Ich glaube, dass Xi Jinping sich Sorgen macht.
Und so nimmt Wu in seiner Kritik kein Blatt vor den Mund. In der Partei, sagt er, seien keineswegs alle mit der aktuellen Führung zufrieden. «In den letzten sechs Jahren hat Xi Jinping zwar fast alle seine politischen Gegner aus dem Weg geräumt. Doch mit dem Ausbruch des Handelskriegs mit den USA und der eskalierenden Lage in Hongkong ist der Widerstand in der Partei gestiegen.»
Es handle sich dabei um eine Art unsichtbare Opposition: «Wie Wasser. Man kriegt sie nicht zu fassen, sie hat keinen Anführer. Ich glaube, dass Xi sich Sorgen macht», sagt Wu.
Hongkong wird zum Problem für Xi
Noch deutlicher wird der Hongkonger Politologe Willy Lam. Zu seinem Spezialgebiet gehört die kommunistische Partei Chinas. Xi sei von seinen Feinden in den oberen Rängen der Partei dafür kritisiert worden, dass er Hongkong nicht in den Griff bekommt – und dies so kurz vor dem 70. Jahrestag der Staatsgründung. «Xi ist deshalb unter starkem Druck.»
Da die Kommunistische Partei nicht von der Bevölkerung gewählt werde, fehle ihr die demokratische Legitimation, sagt Lam. Sie müsse diese deshalb anderswo finden – etwa im Nationalismus: «Die Chinesen erheben sich zum Beispiel gegen die USA und bauen Militärbasen im Südchinesischen Meer.»
Noch wichtiger aber sei eine anhaltende Wirtschaftsentwicklung: «Der Lebensstandard der Bevölkerung muss sich ständig verbessern.» Das allerdings sei nicht mehr so einfach, wie noch vor ein paar Jahren. So sei die Konjunktur in China nicht zuletzt wegen des Handelskriegs mit den USA ins Stocken geraten.

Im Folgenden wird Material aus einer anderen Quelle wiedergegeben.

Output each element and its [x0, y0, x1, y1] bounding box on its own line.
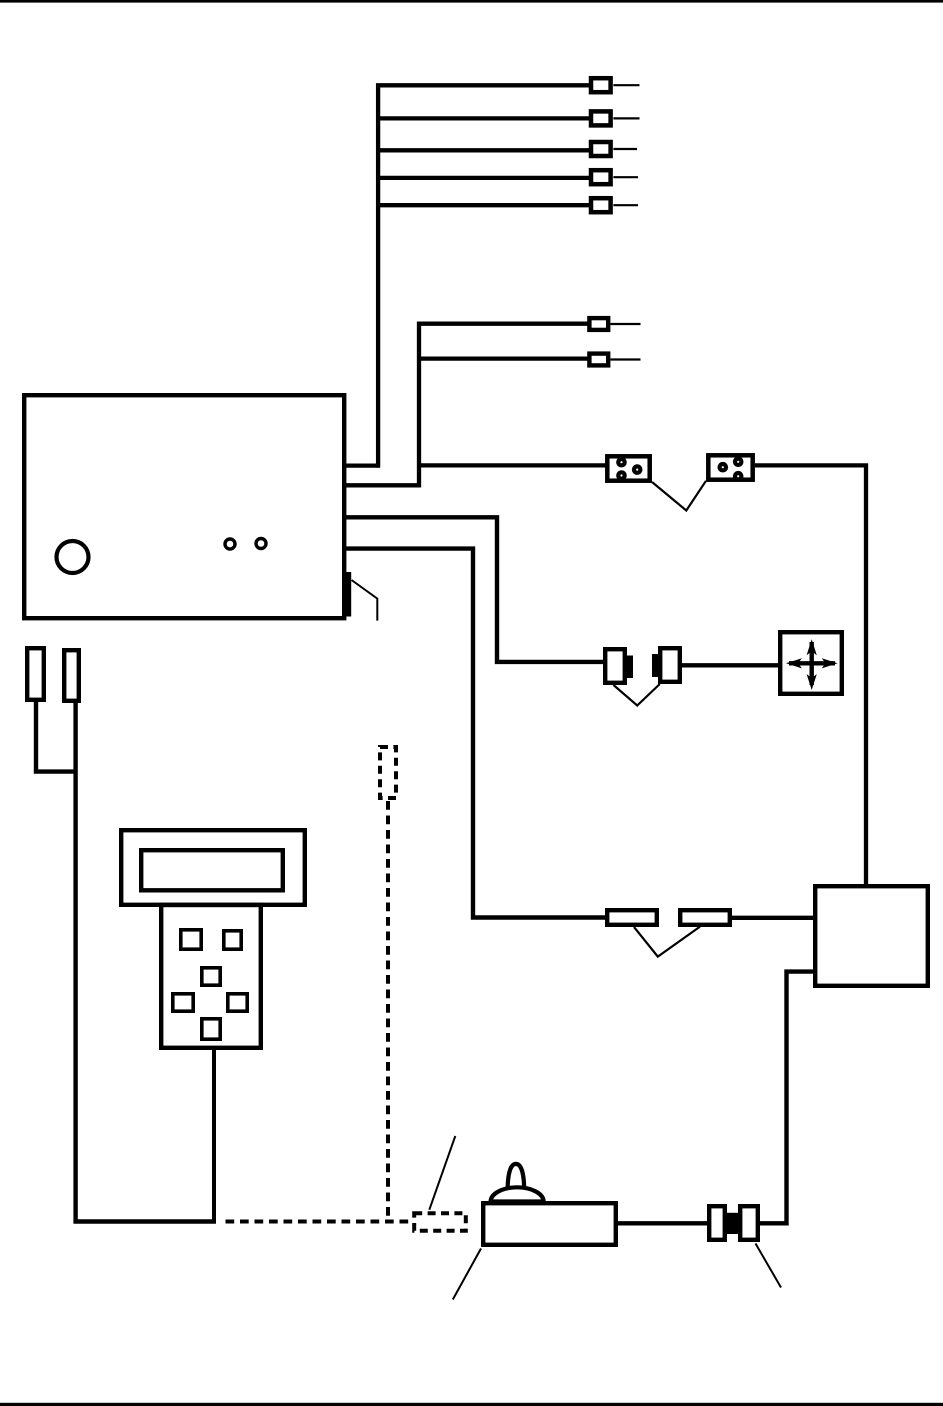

Xi sitzt trotz allem fest im Sattel
Allerdings ist Xis Position an der Spitze trotz der Unzufriedenheit in Partei und Bevölkerung nicht in Gefahr. Da sind sich beide Experten einig. Lam sagt, Xi drohe kein Machtverlust. Denn wer im chinesischen System Armee und Polizei kontrolliere, kontrolliere auch das ganze Land. Aber: «Die Menschen respektieren ihn nicht mehr so wie früher.»
Und da könne auch eine riesige Militärparade zum Nationalfeiertag nicht darüber hinwegtäuschen. Am Jubiläumsdefilee vom Dienstag in Peking nehmen mehr als 100'000 Personen teil. Die Partei kündigte an, über eine halbe Million Fernsehgeräte an ärmere Haushalte zu verteilen, damit diese die Feierlichkeiten ebenfalls verfolgen können.
Im Zentrum der 70-Jahr-Feier stehen Partei und Regierung.
Mit einer richtigen Teilnahme der Bevölkerung habe die Parade jedoch nichts zu tun, findet Politologe Wu: «Im Zentrum dieser Feier stehen die Partei und die Regierung.» Keine Rolle spielten dabei die Bürgerinnen und Bürger. Ihre Rechte, ihre Freiheiten oder gar eine politische Partizipation würden ignoriert.